Turkey's foreign trade deficit shrank by 12.1% y/y to $6.4bn in July, Trade Minister Omer Bolat told a press conference on August 2.
Bolat said exports rose to $25bn, while imports amounted to $31.4bn, Reuters said, reporting the remarks from a briefing in the Black Sea port city of Samsun.
A day previously, S&P Global published the latest Istanbul Chamber of Industry Türkiye Manufacturing Purchasing Managers’ Index (PMI) survey data, showing Turkish manufacturing lost further momentum in July. There were sharper slowdowns in new orders and output on muted customer demand. New orders were down for the 25th monthy in a row.
Following the release of the PMI data, Istanbul Chamber of Industry (ISO) chair Erdal Bahcivan was reported by Turkiye Today as warning that alarm bells were ringing "very strongly" for Turkish industry.
The PMI confirmed the severity of “unbearable” conditions facing local industry, he added.
Conditions were particularly severe in traditional labour-intensive sectors, Bahcivan also said.

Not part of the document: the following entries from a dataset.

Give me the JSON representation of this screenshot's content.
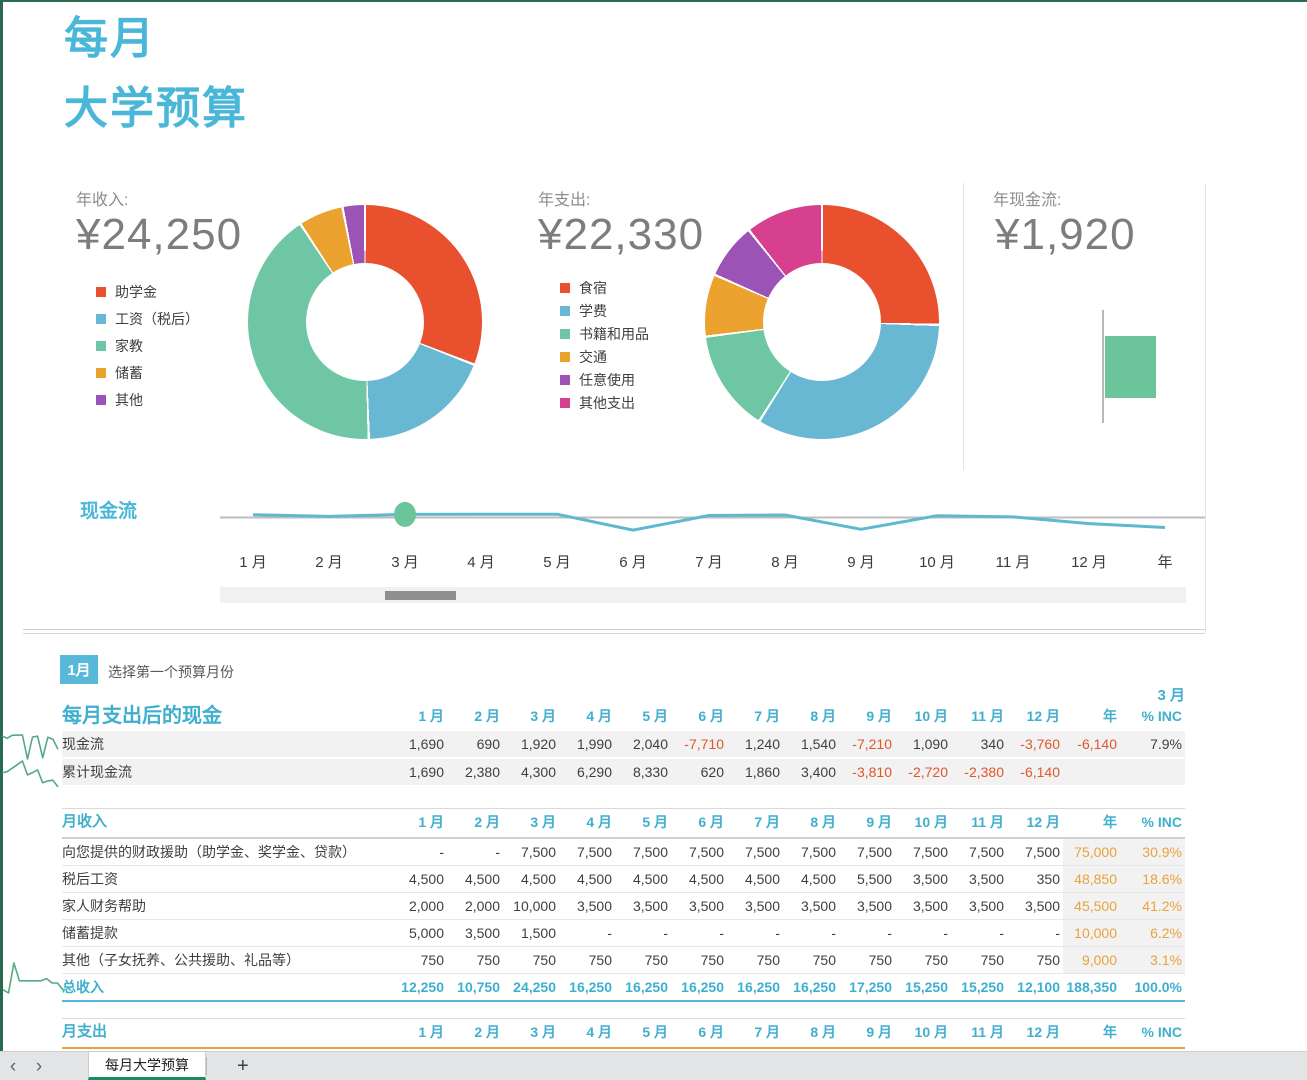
{
  "header": {
    "title_line1": "每月",
    "title_line2": "大学预算"
  },
  "cards": {
    "income": {
      "label": "年收入:",
      "value": "¥24,250"
    },
    "expense": {
      "label": "年支出:",
      "value": "¥22,330"
    },
    "cashflow": {
      "label": "年现金流:",
      "value": "¥1,920"
    }
  },
  "chart_data": [
    {
      "id": "income-donut",
      "type": "pie",
      "title": "年收入",
      "center_total": "¥24,250",
      "labels": [
        "助学金",
        "工资（税后）",
        "家教",
        "储蓄",
        "其他"
      ],
      "values": [
        7500,
        4500,
        10000,
        1500,
        750
      ],
      "colors": [
        "#e8502e",
        "#68b7d3",
        "#6ec6a4",
        "#eba22f",
        "#9b53b5"
      ]
    },
    {
      "id": "expense-donut",
      "type": "pie",
      "title": "年支出",
      "center_total": "¥22,330",
      "labels": [
        "食宿",
        "学费",
        "书籍和用品",
        "交通",
        "任意使用",
        "其他支出"
      ],
      "values": [
        5670,
        7500,
        3130,
        1920,
        1720,
        2390
      ],
      "colors": [
        "#e8502e",
        "#68b7d3",
        "#6ec6a4",
        "#eba22f",
        "#9b53b5",
        "#d6408e"
      ]
    },
    {
      "id": "cashflow-bar",
      "type": "bar",
      "title": "年现金流",
      "categories": [
        "年"
      ],
      "values": [
        1920
      ],
      "color": "#6cc49b"
    },
    {
      "id": "cashflow-line",
      "type": "line",
      "title": "现金流",
      "categories": [
        "1 月",
        "2 月",
        "3 月",
        "4 月",
        "5 月",
        "6 月",
        "7 月",
        "8 月",
        "9 月",
        "10 月",
        "11 月",
        "12 月",
        "年"
      ],
      "values": [
        1690,
        690,
        1920,
        1990,
        2040,
        -7710,
        1240,
        1540,
        -7210,
        1090,
        340,
        -3760,
        -6140
      ],
      "highlight_category": "3 月",
      "line_color": "#5fb9ce",
      "axis_color": "#bdbdbd",
      "dot_color": "#6cc49b"
    }
  ],
  "selector": {
    "badge": "1月",
    "hint": "选择第一个预算月份"
  },
  "selected_month_label": "3 月",
  "tables": {
    "cash": {
      "title": "每月支出后的现金",
      "columns": [
        "1 月",
        "2 月",
        "3 月",
        "4 月",
        "5 月",
        "6 月",
        "7 月",
        "8 月",
        "9 月",
        "10 月",
        "11 月",
        "12 月",
        "年",
        "% INC"
      ],
      "rows": [
        {
          "label": "现金流",
          "values": [
            "1,690",
            "690",
            "1,920",
            "1,990",
            "2,040",
            "-7,710",
            "1,240",
            "1,540",
            "-7,210",
            "1,090",
            "340",
            "-3,760",
            "-6,140",
            "7.9%"
          ]
        },
        {
          "label": "累计现金流",
          "values": [
            "1,690",
            "2,380",
            "4,300",
            "6,290",
            "8,330",
            "620",
            "1,860",
            "3,400",
            "-3,810",
            "-2,720",
            "-2,380",
            "-6,140",
            "",
            ""
          ]
        }
      ]
    },
    "income": {
      "title": "月收入",
      "columns": [
        "1 月",
        "2 月",
        "3 月",
        "4 月",
        "5 月",
        "6 月",
        "7 月",
        "8 月",
        "9 月",
        "10 月",
        "11 月",
        "12 月",
        "年",
        "% INC"
      ],
      "rows": [
        {
          "label": "向您提供的财政援助（助学金、奖学金、贷款）",
          "values": [
            "-",
            "-",
            "7,500",
            "7,500",
            "7,500",
            "7,500",
            "7,500",
            "7,500",
            "7,500",
            "7,500",
            "7,500",
            "7,500",
            "75,000",
            "30.9%"
          ]
        },
        {
          "label": "税后工资",
          "values": [
            "4,500",
            "4,500",
            "4,500",
            "4,500",
            "4,500",
            "4,500",
            "4,500",
            "4,500",
            "5,500",
            "3,500",
            "3,500",
            "350",
            "48,850",
            "18.6%"
          ]
        },
        {
          "label": "家人财务帮助",
          "values": [
            "2,000",
            "2,000",
            "10,000",
            "3,500",
            "3,500",
            "3,500",
            "3,500",
            "3,500",
            "3,500",
            "3,500",
            "3,500",
            "3,500",
            "45,500",
            "41.2%"
          ]
        },
        {
          "label": "储蓄提款",
          "values": [
            "5,000",
            "3,500",
            "1,500",
            "-",
            "-",
            "-",
            "-",
            "-",
            "-",
            "-",
            "-",
            "-",
            "10,000",
            "6.2%"
          ]
        },
        {
          "label": "其他（子女抚养、公共援助、礼品等）",
          "values": [
            "750",
            "750",
            "750",
            "750",
            "750",
            "750",
            "750",
            "750",
            "750",
            "750",
            "750",
            "750",
            "9,000",
            "3.1%"
          ]
        },
        {
          "label": "总收入",
          "total": true,
          "values": [
            "12,250",
            "10,750",
            "24,250",
            "16,250",
            "16,250",
            "16,250",
            "16,250",
            "16,250",
            "17,250",
            "15,250",
            "15,250",
            "12,100",
            "188,350",
            "100.0%"
          ]
        }
      ]
    },
    "expense": {
      "title": "月支出",
      "columns": [
        "1 月",
        "2 月",
        "3 月",
        "4 月",
        "5 月",
        "6 月",
        "7 月",
        "8 月",
        "9 月",
        "10 月",
        "11 月",
        "12 月",
        "年",
        "% INC"
      ],
      "rows": []
    }
  },
  "tab_bar": {
    "prev": "‹",
    "next": "›",
    "tab": "每月大学预算",
    "add": "+"
  }
}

"No one can remain indifferent to this situation", he remarked, also reportedly adding: "Everyone must now accept that the problems in our production life cannot be solved with memorised, habitual requests and demands. As ISO, we are engaged in intensive work to create a model with a new-generation understanding and perspective to find permanent, sustainable solutions to the problems of our industry and production life.”
"We will create and announce this model to the public as soon as possible. We are working on it in consultation and dialogue with all our ‘solution partners’, especially the political authority," he concluded.
Last August, Bahcivan said Turkey was experiencing a "grave outcome" in society as a result of high inflation.